NumPy 的數據結構為數據分析不可少的功能，雖然 ndarray 的功能已經很強大，但是當我們需要更多的靈活性的時候，它的缺陷就體現了出來（例如，為數據提供標籤，處理缺失的數據等）。而且如果當需要對數據進行超過廣播能處理範疇的操作時（例如分組，數據透視等）NumPy 就無能為力了。處理真實生活中產生的不乾淨數據來說這會是非常重要的步驟。 Pandas 它的Series和DataFrame對象，讓數據科學家能在 NumPy 的基礎上提供更多操作。我們在本章中會聚焦於了解Series、DataFrame和相關結構的機制上，這是Pandas 的兩種特有的資料結構。

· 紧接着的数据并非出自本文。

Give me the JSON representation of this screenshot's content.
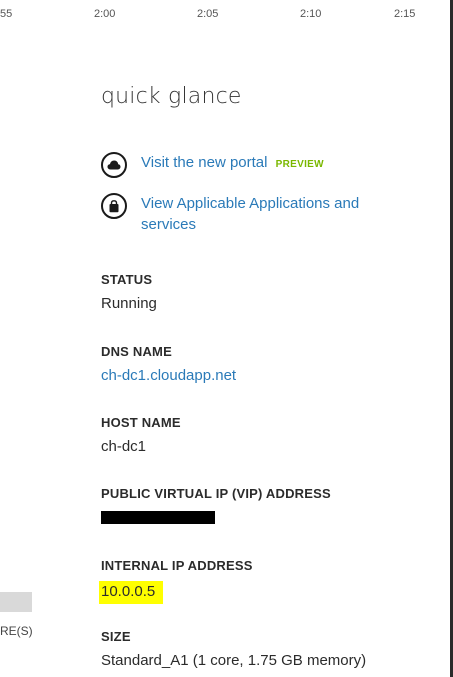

- Series是一個類似陣列的物件，裡面可包含陣列的資料
- DataFrame就像是我們在使用的excel表格一樣，是一個二維的數據有index和column。

In [None]:
import numpy as np
import pandas as pd

## NumPy array  / DataFrame as array
> From what we've seen so far, it may look like the ``Series`` object is basically interchangeable with a one-dimensional NumPy array. The essential difference is the presence of the index: while the Numpy Array has an *implicitly defined* integer index used to access the values, the Pandas ``Series`` has an *explicitly defined* index associated with the values.This explicit index definition gives the ``Series`` object additional capabilities. For example, the index need not be an integer, but can consist of values of any desired type.
For example, if we wish, we can use strings as an index:

我們看到的 Series 和 NumPy 數組是可以互換的概念，兩者最基本的區別方式是索引序號的存在：
- NumPy 數組的整數索引隱式的
- Pandas 的 Series/DataFrame 的索引是顯式的

In [1]:
# Numpy
np.array([0.25, 0.5, 0.75, 1.0])

array([0.25, 0.5 , 0.75, 1.  ])

In [2]:
# Series
data = pd.Series([0.25, 0.5, 0.75, 1.0])  #index 1,2,3
data = pd.Series([0.25, 0.5, 0.75, 1.0], index=['a', 'b', 'c', 'd'])  #index a,b,c,d
data

a    0.25
b    0.50
c    0.75
d    1.00
dtype: float64

In [3]:
# Dataframe
area_dict = {'a': 0.25, 'b': 0.5, 'c': 0.75,'d': 1.0}
states = pd.DataFrame({'area': pd.Series(area_dict)})
states

Unnamed: 0,area
a,0.25
b,0.5
c,0.75
d,1.0


## Series / Dataframe轉換 

In [4]:
# Dictionary
dict_area = {'California': 423967, 'Texas': 695662,'New York': 141297, 'Florida': 170312,'Illinois': 149995}
dict_pop = {'California': 38332521, 'Texas': 26448193,'New York': 19651127, 'Florida': 19552860,'Illinois': 12882135,'ZMore': 111}

> You can think of a Pandas ``Series`` a bit like a specialization of a Python dictionary.
A dictionary is a structure that maps arbitrary keys to a set of arbitrary values, and a ``Series`` is a structure which maps typed keys to a set of typed values.
This typing is important: just as the type-specific compiled code behind a NumPy array makes it more efficient than a Python list for certain operations, the type information of a Pandas ``Series`` makes it much more efficient than Python dictionaries for certain operations.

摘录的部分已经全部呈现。